Diese Verschlechterung der Arbeits- und Entgeltbedingungen ihrer Vertreter hätte die Beklagte zwar allenfalls durch eine sogenannte Änderungskündigung erzwingen können (vgl Spielbüchler aaO 86). Eine solche Vorgangsweise hätte aber für sie nicht nur den Nachteil gehabt, daß sie eingearbeitete und versierte Vertreter eher verloren hätte, sondern auch, daß sie deren allfällige dienstzeitabhängigen Ansprüche zu befriedigen gehabt hätte und bei diesen Kündigungen auch eine Anfechtung gemäß § 105 ff ArbVG möglich gewesen wäre (vgl Floretta in Floretta-Strasser, HandKommzArbVG 630). Dadurch, daß sie die Entgeltvereinbarungen befristete, um ihre Vertreter jedes Jahr mehr anspannen zu können, umging sie diese arbeitsrechtlichen Nachteile und stellte ihre Arbeitnehmer vor die Wahl, entweder selbst zu kündigen, wie es der Kläger tat, oder zu den geänderten Bedingungen weiterzuarbeiten. Dieses Provisionsregulierungssystem der Beklagten enthält sohin ähnlich verpönte Umgehungstendenzen wie das System der Kettenverträge, so daß wie dort bereits die zweite Befristung auf ihre sachliche Rechtfertigung zu prüfen ist (Krejci aaO § 879 Rz 44; Spielbüchler aaO 251; 9 ObA 118/88 ua). Die Gründe, die eine solche Befristung sachlich rechtfertigen, können - so wie bei Kettenverträgen - nicht generalisiert und typisiert werden; sie müssen in jedem einzelnen Fall geprüft werden (Schwarz-Löschnigg aaO 190; DRdA 1985/7 [Pfeil] = Arb 10.149; vgl auch Geppert, AÜG 143 f; § 10 a Abs 2 MuttSchG).

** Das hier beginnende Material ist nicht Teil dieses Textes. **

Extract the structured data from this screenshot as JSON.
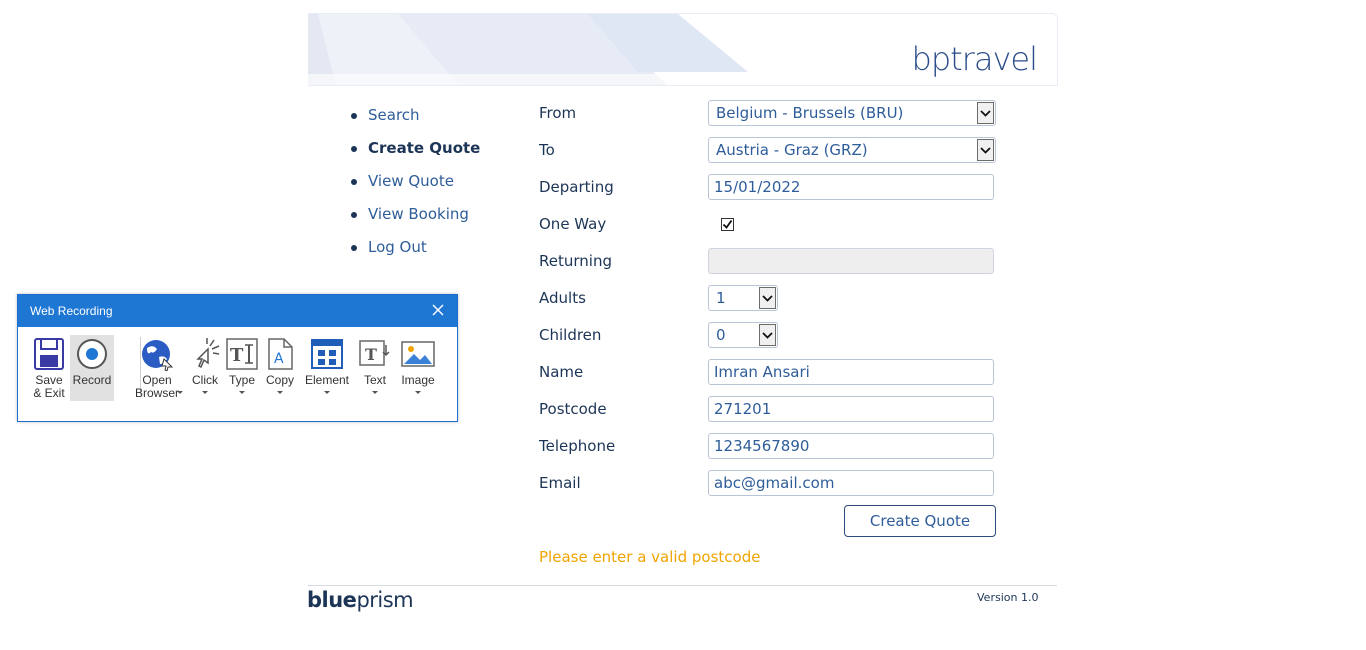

Die diesbezügliche Behauptungs- und Beweislast trifft die Beklagte (Schwarz-Löschnigg aaO 190; DRdA 1987/22 [Pfeil] mwN; Arb 8003 ua).
Soweit das Berufungsgericht zur sachlichen Rechtfertigung der Befristung der Entgeltvereinbarungen und zur Höhe der Ansprüche noch Erörterungen und Feststellungen im aufgezeigten Sinn für erforderlich hält, kann der Oberste Gerichtshof diesen - auf zutreffender rechtlicher Beurteilung beruhenden - Erwägungen nicht entgegentreten, da er nicht Tatsacheninstanz ist.
Die Kostenentscheidung ist im § 52 ZPO begründet.